Custom Primers

The underlying artic pipeline of InterARTIC allows a user to use any primer scheme designed for viruses, given a few rules are followed, both in formatting, and folder structure. Here we will descibe these rules, how to build the required files, and how to use them with InterARTIC.

Please read the artic primer-scheme.md file for the most up to date descriptions of these formats.

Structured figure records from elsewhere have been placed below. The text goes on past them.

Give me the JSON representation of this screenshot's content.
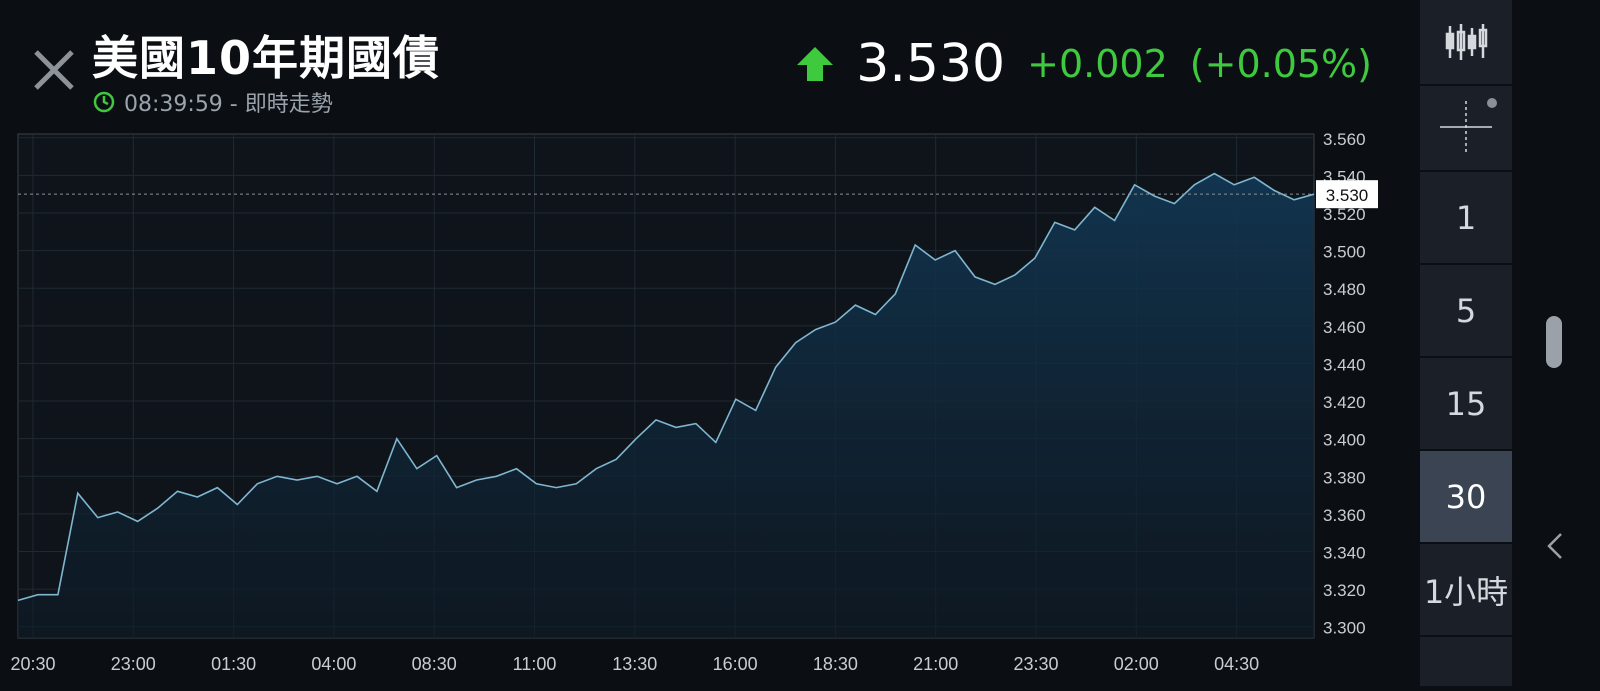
{
  "header": {
    "title": "美國10年期國債",
    "time": "08:39:59",
    "time_separator": " - ",
    "status": "即時走勢",
    "price": "3.530",
    "change": "+0.002",
    "change_pct": "(+0.05%)",
    "colors": {
      "up": "#3ec93e",
      "clock": "#3ec93e"
    }
  },
  "sidebar": {
    "tool_candles": "candlestick-icon",
    "tool_crosshair": "crosshair-icon",
    "intervals": [
      "1",
      "5",
      "15",
      "30",
      "1小時"
    ],
    "active_interval": "30"
  },
  "chart_data": {
    "type": "area",
    "current_value_label": "3.530",
    "x_tick_labels": [
      "20:30",
      "23:00",
      "01:30",
      "04:00",
      "08:30",
      "11:00",
      "13:30",
      "16:00",
      "18:30",
      "21:00",
      "23:30",
      "02:00",
      "04:30"
    ],
    "y_tick_labels": [
      "3.560",
      "3.540",
      "3.520",
      "3.500",
      "3.480",
      "3.460",
      "3.440",
      "3.420",
      "3.400",
      "3.380",
      "3.360",
      "3.340",
      "3.320",
      "3.300"
    ],
    "ylim": [
      3.294,
      3.562
    ],
    "grid": true,
    "series": [
      {
        "values": [
          3.314,
          3.317,
          3.317,
          3.371,
          3.358,
          3.361,
          3.356,
          3.363,
          3.372,
          3.369,
          3.374,
          3.365,
          3.376,
          3.38,
          3.378,
          3.38,
          3.376,
          3.38,
          3.372,
          3.4,
          3.384,
          3.391,
          3.374,
          3.378,
          3.38,
          3.384,
          3.376,
          3.374,
          3.376,
          3.384,
          3.389,
          3.4,
          3.41,
          3.406,
          3.408,
          3.398,
          3.421,
          3.415,
          3.438,
          3.451,
          3.458,
          3.462,
          3.471,
          3.466,
          3.477,
          3.503,
          3.495,
          3.5,
          3.486,
          3.482,
          3.487,
          3.496,
          3.515,
          3.511,
          3.523,
          3.516,
          3.535,
          3.529,
          3.525,
          3.535,
          3.541,
          3.535,
          3.539,
          3.532,
          3.527,
          3.53
        ],
        "color": "#7fb6d0"
      }
    ]
  }
}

The following is tailoured towards using InterARTIC with these primer-schemes. All credit to the artic team for building such a wonderful set of tools and protocols.

In the examples, we use nCoV-2019 as the virus name, and it's best to be consistent with naming conventions across both folder and files. We did not write the artic pipeline, and some assumptions on naming are made in the tools. If you are using a different virus, name the files in the same manner, so my-virus.bed, my-virus.scheme.bed for example.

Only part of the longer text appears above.